Epistle LXV. To Mauricius Augustus\248\0 .

20365 Gregory to Mauricius, &c.

(He is guilty before Almighty God who is not pure of offence towards our most serene lords in all he does and says. I, however, unworthy servant of your Piety, speak in this my representation neither as a bishop, nor as your servant in fight of the republic, but as of private right, since, most serene Lord, you have been mine since the time when you were not yet Lord of all.

On the arrival here of the most illustrious Longinus, the equerry (stratore), I received the law of my lords, to which, being at the time worn out by bodily sickness, I was unable to make any reply. In it the piety of my lords has ordained that it shall not be lawful for any one who is engaged in any public administration to enter on an ecclesiastical office. And this I greatly commended, knowing by most evident proof that one who is in haste to desert a secular condition and enter on an ecclesiastical office is not wishing to relinquish secular affairs, but to change them. But, at its being said in the same law that it should not be lawful for him to become a monk, I was altogether surprised, seeing that his accounts can be rendered through a monastery, and it can be arranged for his debts also to be recovered from the place into which he is received. For with whatever devout intention a person may have wished to become a monk, he should first restore what he has wrongly gotten, and take thought for his soul all the more truly as he is the more disencumbered. It is added in the same law that no one who has been marked on the hand49 may become a monk. This ordinance, I confess to my lords, has alarmed me greatly, since by it the way to heaven is dosed against many, and what has been lawful until now is made unlawful. For there are many who are able to live a religious life even in a secular condition: but there are very many who cannot in any wise be saved with God unless they give up all things.
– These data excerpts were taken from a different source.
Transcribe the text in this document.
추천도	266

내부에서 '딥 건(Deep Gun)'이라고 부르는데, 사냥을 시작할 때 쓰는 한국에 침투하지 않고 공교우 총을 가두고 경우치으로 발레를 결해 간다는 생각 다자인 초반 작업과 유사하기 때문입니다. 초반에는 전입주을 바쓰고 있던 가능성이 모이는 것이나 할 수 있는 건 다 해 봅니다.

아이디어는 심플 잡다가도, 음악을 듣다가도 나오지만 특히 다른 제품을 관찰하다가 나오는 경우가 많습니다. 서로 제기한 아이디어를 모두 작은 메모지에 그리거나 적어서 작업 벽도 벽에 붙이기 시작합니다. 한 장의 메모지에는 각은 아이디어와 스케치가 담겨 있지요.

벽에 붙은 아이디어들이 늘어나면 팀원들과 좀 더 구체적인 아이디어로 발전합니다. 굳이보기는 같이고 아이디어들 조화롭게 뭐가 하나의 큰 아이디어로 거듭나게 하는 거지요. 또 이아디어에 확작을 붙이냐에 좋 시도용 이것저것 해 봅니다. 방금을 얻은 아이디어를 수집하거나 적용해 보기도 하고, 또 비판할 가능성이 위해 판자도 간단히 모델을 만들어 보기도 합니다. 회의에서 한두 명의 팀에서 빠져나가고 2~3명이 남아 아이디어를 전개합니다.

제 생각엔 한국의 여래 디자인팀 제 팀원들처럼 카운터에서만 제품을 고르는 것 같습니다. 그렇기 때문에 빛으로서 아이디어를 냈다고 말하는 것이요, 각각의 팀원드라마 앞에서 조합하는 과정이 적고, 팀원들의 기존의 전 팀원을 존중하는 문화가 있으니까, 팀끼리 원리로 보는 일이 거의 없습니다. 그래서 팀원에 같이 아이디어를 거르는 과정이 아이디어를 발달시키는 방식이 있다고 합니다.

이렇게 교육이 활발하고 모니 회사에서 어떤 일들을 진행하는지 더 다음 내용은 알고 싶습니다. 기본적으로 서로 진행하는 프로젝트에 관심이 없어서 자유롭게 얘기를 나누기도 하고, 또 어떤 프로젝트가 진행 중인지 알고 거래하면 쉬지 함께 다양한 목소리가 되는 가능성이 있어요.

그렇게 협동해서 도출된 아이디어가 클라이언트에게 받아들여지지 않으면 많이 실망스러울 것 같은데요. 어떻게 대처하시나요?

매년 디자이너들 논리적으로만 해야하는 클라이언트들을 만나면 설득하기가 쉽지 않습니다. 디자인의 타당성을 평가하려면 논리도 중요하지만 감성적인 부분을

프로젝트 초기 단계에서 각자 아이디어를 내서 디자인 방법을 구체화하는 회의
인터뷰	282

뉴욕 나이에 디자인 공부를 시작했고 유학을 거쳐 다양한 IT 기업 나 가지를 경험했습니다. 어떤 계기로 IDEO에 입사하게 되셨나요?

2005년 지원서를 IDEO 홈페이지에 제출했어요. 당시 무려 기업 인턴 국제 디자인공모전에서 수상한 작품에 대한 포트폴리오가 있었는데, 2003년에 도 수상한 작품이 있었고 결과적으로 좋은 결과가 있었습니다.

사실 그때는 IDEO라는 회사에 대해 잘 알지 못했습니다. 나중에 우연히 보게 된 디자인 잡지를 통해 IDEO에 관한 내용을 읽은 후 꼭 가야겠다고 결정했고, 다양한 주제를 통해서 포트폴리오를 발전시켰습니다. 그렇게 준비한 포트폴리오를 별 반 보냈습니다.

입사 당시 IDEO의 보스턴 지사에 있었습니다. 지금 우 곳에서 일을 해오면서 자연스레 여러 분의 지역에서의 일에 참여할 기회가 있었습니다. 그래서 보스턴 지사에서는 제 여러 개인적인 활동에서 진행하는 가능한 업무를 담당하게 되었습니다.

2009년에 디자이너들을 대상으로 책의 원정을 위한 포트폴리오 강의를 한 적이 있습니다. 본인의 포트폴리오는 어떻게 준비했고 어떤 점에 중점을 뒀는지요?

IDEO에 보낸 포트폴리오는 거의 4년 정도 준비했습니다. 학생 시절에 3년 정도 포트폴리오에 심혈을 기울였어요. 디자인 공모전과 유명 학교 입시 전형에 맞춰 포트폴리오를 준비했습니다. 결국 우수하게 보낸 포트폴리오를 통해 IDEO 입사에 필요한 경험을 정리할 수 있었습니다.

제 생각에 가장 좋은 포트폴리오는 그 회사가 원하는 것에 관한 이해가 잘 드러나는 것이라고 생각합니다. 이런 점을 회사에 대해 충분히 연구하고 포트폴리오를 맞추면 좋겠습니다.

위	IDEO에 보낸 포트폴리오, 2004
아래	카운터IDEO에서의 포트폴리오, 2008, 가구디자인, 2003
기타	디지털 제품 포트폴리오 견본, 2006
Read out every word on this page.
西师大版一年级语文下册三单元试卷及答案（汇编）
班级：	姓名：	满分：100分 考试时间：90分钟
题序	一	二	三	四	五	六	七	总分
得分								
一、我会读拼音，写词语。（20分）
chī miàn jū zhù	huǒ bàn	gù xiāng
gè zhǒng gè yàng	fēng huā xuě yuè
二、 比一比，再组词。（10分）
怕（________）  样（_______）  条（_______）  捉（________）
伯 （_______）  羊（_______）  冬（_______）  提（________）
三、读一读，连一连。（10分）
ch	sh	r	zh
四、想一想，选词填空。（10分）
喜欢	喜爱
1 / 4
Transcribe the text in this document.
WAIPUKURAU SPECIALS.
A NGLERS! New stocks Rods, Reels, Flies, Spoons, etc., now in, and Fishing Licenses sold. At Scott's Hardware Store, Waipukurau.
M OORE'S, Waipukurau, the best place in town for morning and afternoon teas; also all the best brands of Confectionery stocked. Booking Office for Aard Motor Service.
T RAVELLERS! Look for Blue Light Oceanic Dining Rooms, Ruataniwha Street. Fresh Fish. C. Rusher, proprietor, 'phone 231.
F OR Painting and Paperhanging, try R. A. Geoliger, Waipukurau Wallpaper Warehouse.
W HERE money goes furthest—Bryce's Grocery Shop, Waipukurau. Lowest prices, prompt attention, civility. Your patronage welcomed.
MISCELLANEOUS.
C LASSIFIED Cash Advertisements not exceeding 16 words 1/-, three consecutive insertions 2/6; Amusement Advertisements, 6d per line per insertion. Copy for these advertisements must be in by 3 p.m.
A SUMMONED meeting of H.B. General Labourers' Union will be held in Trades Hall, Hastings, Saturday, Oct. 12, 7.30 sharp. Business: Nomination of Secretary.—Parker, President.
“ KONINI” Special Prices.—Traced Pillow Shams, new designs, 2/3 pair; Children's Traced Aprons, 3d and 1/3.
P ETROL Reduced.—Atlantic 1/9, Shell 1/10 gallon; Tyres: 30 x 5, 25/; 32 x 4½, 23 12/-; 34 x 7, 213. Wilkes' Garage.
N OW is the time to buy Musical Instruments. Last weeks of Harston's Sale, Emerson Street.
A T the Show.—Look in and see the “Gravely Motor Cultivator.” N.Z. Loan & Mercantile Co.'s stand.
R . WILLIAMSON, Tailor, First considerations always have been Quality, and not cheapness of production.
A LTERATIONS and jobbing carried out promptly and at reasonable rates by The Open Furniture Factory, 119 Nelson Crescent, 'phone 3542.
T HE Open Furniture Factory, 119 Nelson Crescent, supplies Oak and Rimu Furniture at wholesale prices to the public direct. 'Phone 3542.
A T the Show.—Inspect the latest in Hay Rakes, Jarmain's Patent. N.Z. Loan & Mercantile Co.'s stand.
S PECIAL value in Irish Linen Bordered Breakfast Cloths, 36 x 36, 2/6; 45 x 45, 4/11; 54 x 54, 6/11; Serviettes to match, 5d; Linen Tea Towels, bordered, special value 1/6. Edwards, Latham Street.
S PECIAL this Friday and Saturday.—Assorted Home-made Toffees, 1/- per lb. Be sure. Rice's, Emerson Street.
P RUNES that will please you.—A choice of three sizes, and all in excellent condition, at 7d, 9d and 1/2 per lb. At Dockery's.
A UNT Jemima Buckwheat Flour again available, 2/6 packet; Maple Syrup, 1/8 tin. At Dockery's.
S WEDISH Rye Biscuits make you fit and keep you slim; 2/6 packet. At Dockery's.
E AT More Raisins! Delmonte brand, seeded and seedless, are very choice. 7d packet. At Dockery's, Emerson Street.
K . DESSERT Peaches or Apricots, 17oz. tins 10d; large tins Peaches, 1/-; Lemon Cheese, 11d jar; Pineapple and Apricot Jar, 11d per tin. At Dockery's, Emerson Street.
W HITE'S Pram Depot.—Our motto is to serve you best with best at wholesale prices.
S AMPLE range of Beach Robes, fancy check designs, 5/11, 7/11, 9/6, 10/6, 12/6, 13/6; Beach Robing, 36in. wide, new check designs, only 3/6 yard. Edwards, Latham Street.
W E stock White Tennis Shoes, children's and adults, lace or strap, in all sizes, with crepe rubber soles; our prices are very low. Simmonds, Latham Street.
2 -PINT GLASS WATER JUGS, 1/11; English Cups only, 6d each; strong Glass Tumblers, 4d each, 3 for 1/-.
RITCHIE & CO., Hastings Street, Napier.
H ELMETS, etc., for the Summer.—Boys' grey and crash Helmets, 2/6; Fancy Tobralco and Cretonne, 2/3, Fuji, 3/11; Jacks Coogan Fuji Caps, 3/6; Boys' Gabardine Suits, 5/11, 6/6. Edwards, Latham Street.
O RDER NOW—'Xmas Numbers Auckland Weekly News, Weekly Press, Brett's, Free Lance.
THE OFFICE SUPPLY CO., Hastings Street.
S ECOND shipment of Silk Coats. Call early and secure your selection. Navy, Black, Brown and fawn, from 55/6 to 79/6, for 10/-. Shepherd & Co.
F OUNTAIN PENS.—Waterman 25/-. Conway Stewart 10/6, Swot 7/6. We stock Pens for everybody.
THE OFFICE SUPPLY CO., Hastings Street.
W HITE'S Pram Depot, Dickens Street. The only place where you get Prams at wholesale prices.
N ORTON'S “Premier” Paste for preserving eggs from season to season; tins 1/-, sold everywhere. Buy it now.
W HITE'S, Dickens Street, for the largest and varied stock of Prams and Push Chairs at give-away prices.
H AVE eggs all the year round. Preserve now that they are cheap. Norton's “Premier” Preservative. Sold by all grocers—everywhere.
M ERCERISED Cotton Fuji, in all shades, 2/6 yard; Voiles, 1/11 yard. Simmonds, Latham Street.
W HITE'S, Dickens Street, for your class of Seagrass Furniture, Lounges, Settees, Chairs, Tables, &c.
But what am I, in speaking thus to my lords, but dust and a worm? Yet still, feeling that this ordinance makes against God, who is the Author of all, I cannot keep silence to my lords. For power over all men has been given from heaven to the piety of my lords to this end, that they who aspire to what is good may be helped, and that the way to heaven may be more widely open, so that an earthly kingdom may wait upon the heavenly kingdom. And lo, it is said in plain words that one who has once been marked to serve as an earthly soldier may not, unless he has either completed his service or been rejected for weakness of body, serve as the soldier of our Lord Jesus Christ.

To this, behold, Christ through me the last of His servants and of yours will answer, saying; From a notary I made thee a Count of the bodyguard; from Count of the bodyguard I made thee a Caesar; from a Caesar I made thee Emperor; and not only so, but also a father of emperors. I have committed my priests into thy hand; and dost thou withdraw thy soldiers from my service? Answer thy servant, most pious Lord, I beseech thee; what wilt thou answer to thy Lord when He comes and thus speaks?

But peradventure it is believed that no one among them turns monk with a pure motive. I, your unworthy servant, know how many soldiers who have become monks in my own days have done miracles, have wrought signs and mighty deeds. But by this law it is forbidden that even one of such as these should become a monk.

Let my Lord enquire, I beg, what former emperor ever enacted such a law, and consider more thoroughly whether it ought to have been enacted. And indeed it is a very serious consideration, that now at this time any are forbidden to leave the world; a time when the end of the world is drawing nigh. For lo! there will be no delay: the heavens on fire, the earth on fire, the elements blazing, with angels and archangels, thrones and dominions, principalities and powers, the tremendous Judge will appear. Should He remit all sins, and say only that this law has been promulgate against Himself, what excuse, pray, will there be? Wherefore by the same tremendous Judge I beseech you, that all those tears, all those prayers, all those fasts, all those alms of my Lord, may not on any ground lose their lustre before the eyes of Almighty God: but let your Piety, either by interpretation or alteration, modify the force of this law, since the army of my lords against their enemies increases the more when the army of God has been increased for prayer.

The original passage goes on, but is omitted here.